The end result was that after much shouting and yelling on the phone to the Call Centre, I was finally put through to the supervisor. Although why we needed the phone, beats me because the level of my voice was such that if she had poked her head out of her office, she would have heard me perfectly well through the corridors of the Zesco building.

And what a pleasure : within an hour, the technicians were there, they swapped some cables, moved us onto a different phase and we were all smiling and able to  get on with the work we had to do. And my newly made friends from New Kamwala confirmed the next day that they too had power restored at around the same time as us.  Well done to Supervisor Chanda.

And so ends that particular saga. But that is not the end of the saga of my power problems. Yesterday, Friday afternoon, hah! there I am staring at a blank screen again, for the second time today. Start the whole process again. And then get out of the office and go and do some work that needs doing out of the office. On the way back at around 4, check with the office whether power has been restored. No. Save some time and phone while you’re on the way to the office (no, I wasn’t driving myself). ‘Sorry, we can’t check on your fault because our system is down’ ‘Please can you phone control and ask them’ ‘Our faults people are there, working on it’ ‘Did you phone control to check’ ‘No, I know that the faults people are there working on your problem’ ‘In which area are they working on the fault’ ‘Makeni area’ ‘I’m not in Makeni, I’m in Kabelenga Road!’ Stay calm, relax, go home and think of the article you can write in the next issue of the Lowdown. And remind readers that if the Lowdown gets onto the street late, it is not because of slackness on your part, but circumstances beyond your control.

But, there are some serious issues which the Chief Prince of Darkness needs to address. It is wonderful to have an efficient call centre manned by very polite, seemingly professional people who have been well trained, but why can’t they at least give callers an honest and correct answer on what progress is being made on having the fault rectified. Why do we have to be given a run around each time there is a problem? If it’s a major fault, tell us how long it is going to be before power will be restored; if they tell us eight hours and it’s restored in three, we are going to be suitably impressed. Why is it necessary to have to speak to a supervisor to get some action? Why is it so difficult to speak to the supervisors; they should be more accessible to us, their customers, the people who pay their salaries every month.

And the most important issue of all : why can’t Zesco get their act together and make sure that we are not subject to these constant power outages which, from my layman’s point of view, seems to be purely a lack of regular and proper maintenance on the infrastructure and, I am sure, also shoddy workmanship when the original installation work is done.

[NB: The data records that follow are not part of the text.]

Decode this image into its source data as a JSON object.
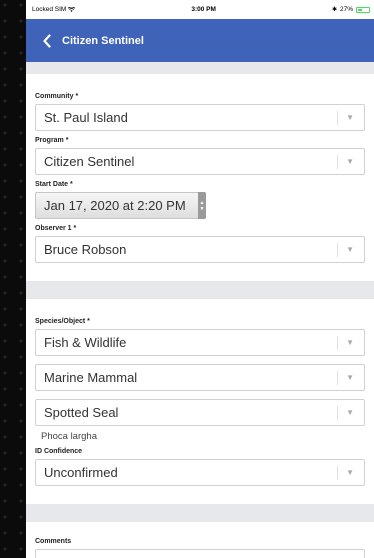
{
  "status_bar": {
    "carrier": "Locked SIM",
    "time": "3:00 PM",
    "battery": "27%"
  },
  "nav": {
    "title": "Citizen Sentinel"
  },
  "section1": {
    "community_label": "Community *",
    "community_value": "St. Paul Island",
    "program_label": "Program *",
    "program_value": "Citizen Sentinel",
    "start_date_label": "Start Date *",
    "start_date_value": "Jan 17, 2020 at 2:20 PM",
    "observer_label": "Observer 1 *",
    "observer_value": "Bruce Robson"
  },
  "section2": {
    "species_label": "Species/Object *",
    "species_level1": "Fish & Wildlife",
    "species_level2": "Marine Mammal",
    "species_level3": "Spotted Seal",
    "scientific_name": "Phoca largha",
    "confidence_label": "ID Confidence",
    "confidence_value": "Unconfirmed"
  },
  "section3": {
    "comments_label": "Comments",
    "comments_value": ""
  },
  "icons": {
    "caret": "▼",
    "stepper": "▲▼"
  },
  "colors": {
    "nav_bg": "#3f63b9",
    "page_bg": "#e6e8eb",
    "battery": "#4cd964"
  }
}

How is this country ever going to develop if we cannot get good, clean, stable power when we need it and where we need it? Think of the man hours lost during the working week because of power outages?  Can we deduct the cost of this from our next bill that comes in? I wonder how long it would be before Zesco was bankrupt if we all did that?

Prince of Darkness : it is time not only to clean up your power, but also to clean up your act!

And for the consumer : perhaps it is time to invest in your own generator, because I don’t see anything getting better. In fact, over the last years, I have only seen it getting worse. But then of course, you have to be able to afford the fuel for the generator. Take a look at the comparison of fuel prices in the region in this issue and see what you think.